Desperate to recover losses incurred during the pandemic, restaurants and retailers turned to their insurers, only for many to have their business-interruption claims denied.
A federal bill aims to prevent that from happening again.
The Pandemic Risk Insurance Act, reintroduced last week by New York Rep. Carolyn Maloney, would require insurers to offer business interruption policies that would cover some losses from infectious disease outbreaks that are declared a “covered public health emergency” by the Department of Health and Human Services.
“It fills a void that was created, which we all saw firsthand in the litigation that happened during Covid, which was: Who was to bear the economic impact of the pandemic?” said Danielle Lesser, chair of Morrison Cohen’s business litigation group.
Modeled after the Terrorism Risk Insurance Act, which was created after 9/11, the Pandemic Risk Insurance Act would have private insurers foot part of the cost for businesses that buy policies, with the government picking up the rest of the tab.
“If passed, this bill would provide some welcome relief to real estate owners, particularly owners of restaurants, hotels, convention centers and event venues that depend on public gatherings for revenue,” Alan Lyons, chair of Herrick’s insurance and reinsurance group, said in an email.
However, if it were implemented like the Terrorism Risk Insurance Act, businesses may have to opt into coverage, meaning they would not automatically be covered and would have to pay for the plan, according to Alan Packer, an attorney with Newmeyer Dillion.
“Is it really solving a problem? I’m sorry to say I don’t think it is,” Packer said. “It is politically solving a problem that we have to do something about it. But it’s not going to provide coverage to every policyholder.”
However, it would seem to address an issue that vexed businesses that did have business-interruption or event-cancellation insurance when the pandemic hit: Their insurers still refused to pay, citing exceptions in the policies for pandemics.

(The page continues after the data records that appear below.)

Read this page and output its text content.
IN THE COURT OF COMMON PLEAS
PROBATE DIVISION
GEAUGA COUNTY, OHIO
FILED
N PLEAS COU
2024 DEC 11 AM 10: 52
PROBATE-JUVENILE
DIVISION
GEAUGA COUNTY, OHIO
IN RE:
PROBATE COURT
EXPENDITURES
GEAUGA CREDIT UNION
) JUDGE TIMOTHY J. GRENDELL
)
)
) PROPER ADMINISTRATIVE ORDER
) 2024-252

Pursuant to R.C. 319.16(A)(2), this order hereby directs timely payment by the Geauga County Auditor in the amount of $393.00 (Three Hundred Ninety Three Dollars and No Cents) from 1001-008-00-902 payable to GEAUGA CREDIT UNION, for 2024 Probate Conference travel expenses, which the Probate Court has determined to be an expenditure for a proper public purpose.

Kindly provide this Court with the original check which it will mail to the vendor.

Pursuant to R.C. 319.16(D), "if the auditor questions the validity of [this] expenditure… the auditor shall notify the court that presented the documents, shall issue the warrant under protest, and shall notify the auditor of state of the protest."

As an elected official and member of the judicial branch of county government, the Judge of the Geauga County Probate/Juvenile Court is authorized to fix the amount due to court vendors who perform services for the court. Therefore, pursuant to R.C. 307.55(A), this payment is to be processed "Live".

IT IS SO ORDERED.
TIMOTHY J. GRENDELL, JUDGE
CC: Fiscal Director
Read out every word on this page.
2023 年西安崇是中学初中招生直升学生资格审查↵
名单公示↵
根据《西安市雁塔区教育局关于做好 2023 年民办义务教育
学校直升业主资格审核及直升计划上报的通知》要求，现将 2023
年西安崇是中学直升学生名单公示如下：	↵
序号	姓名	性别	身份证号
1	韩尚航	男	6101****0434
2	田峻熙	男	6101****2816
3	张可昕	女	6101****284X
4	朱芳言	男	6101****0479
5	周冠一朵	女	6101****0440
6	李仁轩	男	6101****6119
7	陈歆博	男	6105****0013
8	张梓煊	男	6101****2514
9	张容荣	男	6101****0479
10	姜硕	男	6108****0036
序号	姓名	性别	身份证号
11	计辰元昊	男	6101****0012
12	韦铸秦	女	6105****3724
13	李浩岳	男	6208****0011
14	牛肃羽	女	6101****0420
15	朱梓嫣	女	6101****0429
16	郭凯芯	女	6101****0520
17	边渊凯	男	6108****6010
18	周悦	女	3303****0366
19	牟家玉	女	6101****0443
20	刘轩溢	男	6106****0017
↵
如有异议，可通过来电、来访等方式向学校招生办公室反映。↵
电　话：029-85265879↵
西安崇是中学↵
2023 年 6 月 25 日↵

The exceptions exist because pandemics could cause many claims to be filed at once, potentially bankrupting insurers. The bill from Maloney, who represents parts of Manhattan and Queens, would prevent that by having the federal government provide a backstop. The government already does so for other events that insurers prefer not to cover, such as nuclear-plant disasters and floods in addition to terrorist attacks.
The potential cost to taxpayers, as well as partisanship in the narrowly divided Congress, are significant obstacles to the bill’s passage.
The Real Estate Board of New York, along with other trade associations, came out in support of the legislation as it would potentially provide retailers with the means to pay rent. During Covid-19, many retailers stopped paying when their businesses were forced to close.
“A newly created pandemic risk insurance program will help put New York City’s economic recovery on stronger footing by ensuring that the impacts of any future pandemic are more effectively managed, protecting jobs and economic activity that are vital to our economy and residents,” James Whelan, president of REBNY, said in a statement.
The pandemic caused a plethora of businesses to turn to the courts, suing their insurers over denials of coverage. As of April, more than 1,500 lawsuits had been filed nationwide against insurers since the onset of the pandemic.